In a stable atmosphere, the magnitude of this physical phenomenon is equal to the weight of the air column on the base with an area equal to unity.

The norm of barometric pressure is 101 325 Pa (760 mmHg at 0 degrees Celsius). Moreover, the higher the object is from the surface of the Earth, the lower the air pressure on it becomes. After every 8 km it decreases by 100 Pa.

Due to this property in the mountains, water in teapots wakes much faster than houses on the stove. The fact is that pressure affects the boiling point: with its decrease, the latter decreases. And vice versa. The work of such kitchen appliances as a pressure cooker and an autoclave is built on this property. The increase in pressure inside them contributes to the formation in the vessels of higher temperatures than in conventional pots on the stove.

The formula for barometric altitude is used to calculate atmospheric pressure. It looks like in the photo below.

P is the desired value at height, P ₀ is the density of air near the surface, g is the free fall acceleration, h is the height above the Earth, m is the molar mass of the gas, t is the temperature of the system, r is the universal gas constant of 8.3144598 J⁄ ( mol x K), and e is the Euler number equal to 2.71828.

Often in the above atmospheric pressure formula, instead of R, K is used - the Boltzmann constant. Through her product on the Avogadro number, the universal gas constant is often expressed. It is more convenient for calculations when the number of particles is given in moles.

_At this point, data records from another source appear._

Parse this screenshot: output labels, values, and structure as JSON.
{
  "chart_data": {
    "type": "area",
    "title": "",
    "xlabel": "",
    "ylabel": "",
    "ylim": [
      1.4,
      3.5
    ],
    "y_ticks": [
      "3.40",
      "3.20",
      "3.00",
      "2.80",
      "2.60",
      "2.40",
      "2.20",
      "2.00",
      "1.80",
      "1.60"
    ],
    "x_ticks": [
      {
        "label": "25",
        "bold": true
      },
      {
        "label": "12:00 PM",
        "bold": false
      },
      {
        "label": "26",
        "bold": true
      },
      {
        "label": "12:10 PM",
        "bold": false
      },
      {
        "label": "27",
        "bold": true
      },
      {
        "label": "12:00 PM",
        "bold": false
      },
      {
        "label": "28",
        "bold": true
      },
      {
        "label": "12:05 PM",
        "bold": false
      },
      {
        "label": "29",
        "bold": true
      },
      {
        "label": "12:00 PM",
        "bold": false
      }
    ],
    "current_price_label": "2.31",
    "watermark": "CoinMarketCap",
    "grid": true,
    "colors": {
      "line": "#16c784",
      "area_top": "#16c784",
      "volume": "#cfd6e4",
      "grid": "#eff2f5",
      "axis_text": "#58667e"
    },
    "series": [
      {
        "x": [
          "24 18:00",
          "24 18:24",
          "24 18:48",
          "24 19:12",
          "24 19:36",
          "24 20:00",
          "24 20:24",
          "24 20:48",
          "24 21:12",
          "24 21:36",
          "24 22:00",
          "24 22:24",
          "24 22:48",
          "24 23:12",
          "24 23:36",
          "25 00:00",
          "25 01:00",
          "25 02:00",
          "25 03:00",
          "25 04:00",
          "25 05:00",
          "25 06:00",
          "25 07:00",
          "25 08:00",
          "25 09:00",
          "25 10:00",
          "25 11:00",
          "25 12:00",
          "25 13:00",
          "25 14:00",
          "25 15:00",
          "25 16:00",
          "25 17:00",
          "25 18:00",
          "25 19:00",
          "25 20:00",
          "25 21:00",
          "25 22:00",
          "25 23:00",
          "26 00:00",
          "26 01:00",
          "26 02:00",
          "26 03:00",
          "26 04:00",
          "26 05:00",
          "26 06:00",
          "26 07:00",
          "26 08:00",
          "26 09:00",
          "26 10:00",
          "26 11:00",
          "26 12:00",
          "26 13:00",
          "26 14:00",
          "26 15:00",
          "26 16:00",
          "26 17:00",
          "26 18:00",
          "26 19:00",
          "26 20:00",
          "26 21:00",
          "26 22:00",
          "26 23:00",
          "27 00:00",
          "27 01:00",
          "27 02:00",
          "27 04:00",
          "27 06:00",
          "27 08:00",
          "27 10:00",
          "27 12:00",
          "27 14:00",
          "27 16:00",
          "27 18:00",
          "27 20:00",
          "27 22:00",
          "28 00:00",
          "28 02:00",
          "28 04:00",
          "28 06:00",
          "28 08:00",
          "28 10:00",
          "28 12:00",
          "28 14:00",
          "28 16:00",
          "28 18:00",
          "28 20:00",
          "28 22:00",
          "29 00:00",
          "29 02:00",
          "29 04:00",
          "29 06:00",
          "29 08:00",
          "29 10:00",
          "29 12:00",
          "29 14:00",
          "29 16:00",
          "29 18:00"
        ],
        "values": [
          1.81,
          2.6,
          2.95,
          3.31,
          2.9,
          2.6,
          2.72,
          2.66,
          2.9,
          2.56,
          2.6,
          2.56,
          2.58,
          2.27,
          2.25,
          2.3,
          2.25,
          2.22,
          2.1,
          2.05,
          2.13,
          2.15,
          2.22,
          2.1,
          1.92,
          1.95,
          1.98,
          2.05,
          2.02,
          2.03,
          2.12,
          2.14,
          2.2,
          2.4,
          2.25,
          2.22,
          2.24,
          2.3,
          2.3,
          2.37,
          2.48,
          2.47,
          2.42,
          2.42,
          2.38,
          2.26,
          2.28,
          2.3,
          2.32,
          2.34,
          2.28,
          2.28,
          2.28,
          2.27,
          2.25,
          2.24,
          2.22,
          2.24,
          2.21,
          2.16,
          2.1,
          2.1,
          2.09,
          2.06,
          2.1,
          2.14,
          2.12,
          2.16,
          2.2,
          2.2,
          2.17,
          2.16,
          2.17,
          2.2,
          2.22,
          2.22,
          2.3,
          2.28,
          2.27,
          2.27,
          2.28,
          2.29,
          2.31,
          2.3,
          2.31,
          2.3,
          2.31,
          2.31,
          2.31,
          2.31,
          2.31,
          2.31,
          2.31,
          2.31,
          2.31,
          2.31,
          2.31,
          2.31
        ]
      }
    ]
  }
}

When carrying out calculations, it is always worth taking into account the possibility of changing air temperature due to a change in the meteorological situation or when climbing above sea level, as well as geographical latitude.

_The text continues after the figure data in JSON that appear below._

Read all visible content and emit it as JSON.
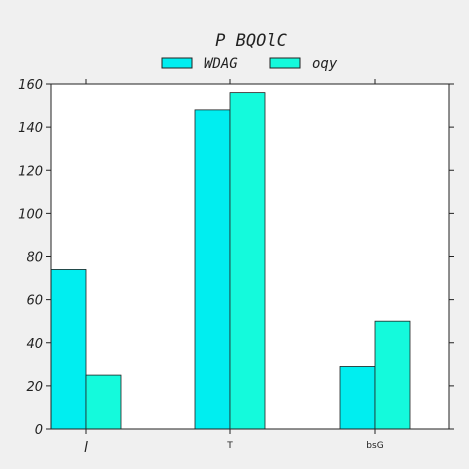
{
  "chart_data": {
    "type": "bar",
    "title": "P BQOlC",
    "categories": [
      "l",
      "T",
      "bsG"
    ],
    "series": [
      {
        "name": "WDAG",
        "color": "#00eef0",
        "values": [
          74,
          148,
          29
        ]
      },
      {
        "name": "oqy",
        "color": "#14fadc",
        "values": [
          25,
          156,
          50
        ]
      }
    ],
    "ylim": [
      0,
      160
    ],
    "yticks": [
      0,
      20,
      40,
      60,
      80,
      100,
      120,
      140,
      160
    ],
    "grid": false,
    "legend_position": "top-center"
  }
}
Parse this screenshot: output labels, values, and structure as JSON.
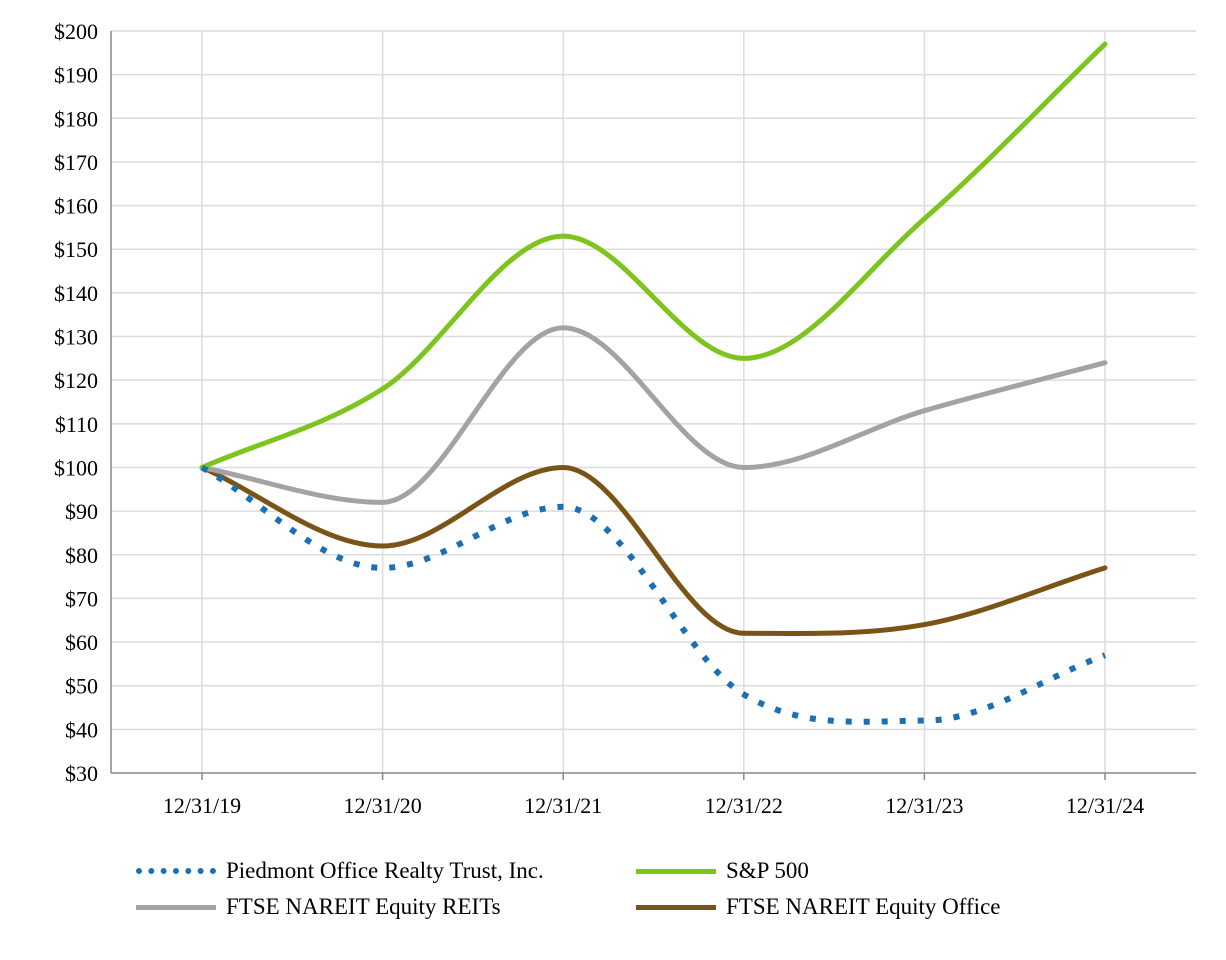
{
  "chart_data": {
    "type": "line",
    "title": "",
    "xlabel": "",
    "ylabel": "",
    "categories": [
      "12/31/19",
      "12/31/20",
      "12/31/21",
      "12/31/22",
      "12/31/23",
      "12/31/24"
    ],
    "ylim": [
      30,
      200
    ],
    "yticks": [
      30,
      40,
      50,
      60,
      70,
      80,
      90,
      100,
      110,
      120,
      130,
      140,
      150,
      160,
      170,
      180,
      190,
      200
    ],
    "ytick_labels": [
      "$30",
      "$40",
      "$50",
      "$60",
      "$70",
      "$80",
      "$90",
      "$100",
      "$110",
      "$120",
      "$130",
      "$140",
      "$150",
      "$160",
      "$170",
      "$180",
      "$190",
      "$200"
    ],
    "grid": true,
    "legend_position": "bottom",
    "series": [
      {
        "name": "Piedmont Office Realty Trust, Inc.",
        "values": [
          100,
          77,
          91,
          48,
          42,
          57
        ],
        "color": "#1b6fb5",
        "style": "dotted"
      },
      {
        "name": "S&P 500",
        "values": [
          100,
          118,
          153,
          125,
          157,
          197
        ],
        "color": "#7dc41f",
        "style": "solid"
      },
      {
        "name": "FTSE NAREIT Equity REITs",
        "values": [
          100,
          92,
          132,
          100,
          113,
          124
        ],
        "color": "#a3a3a3",
        "style": "solid"
      },
      {
        "name": "FTSE NAREIT Equity Office",
        "values": [
          100,
          82,
          100,
          62,
          64,
          77
        ],
        "color": "#7a5416",
        "style": "solid"
      }
    ]
  }
}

Excessive and vacuum gauge

The difference between atmospheric and measured ambient pressures is called overpressure. Depending on the result, the name of the quantity changes.

If it is positive, it is called gauge pressure.

If the result obtained with a minus sign is called a vacuum gauge. It is worth remembering that it can not be more barometric.

Differential

This value is the pressure difference at different measurement points. As a rule, it is used to determine the pressure drop on any equipment. This is especially true in the oil industry.

Having figured out what the thermodynamic quantity is called pressure and with what formulas it is found, we can conclude that this phenomenon is very important, and therefore knowledge about it will never be superfluous.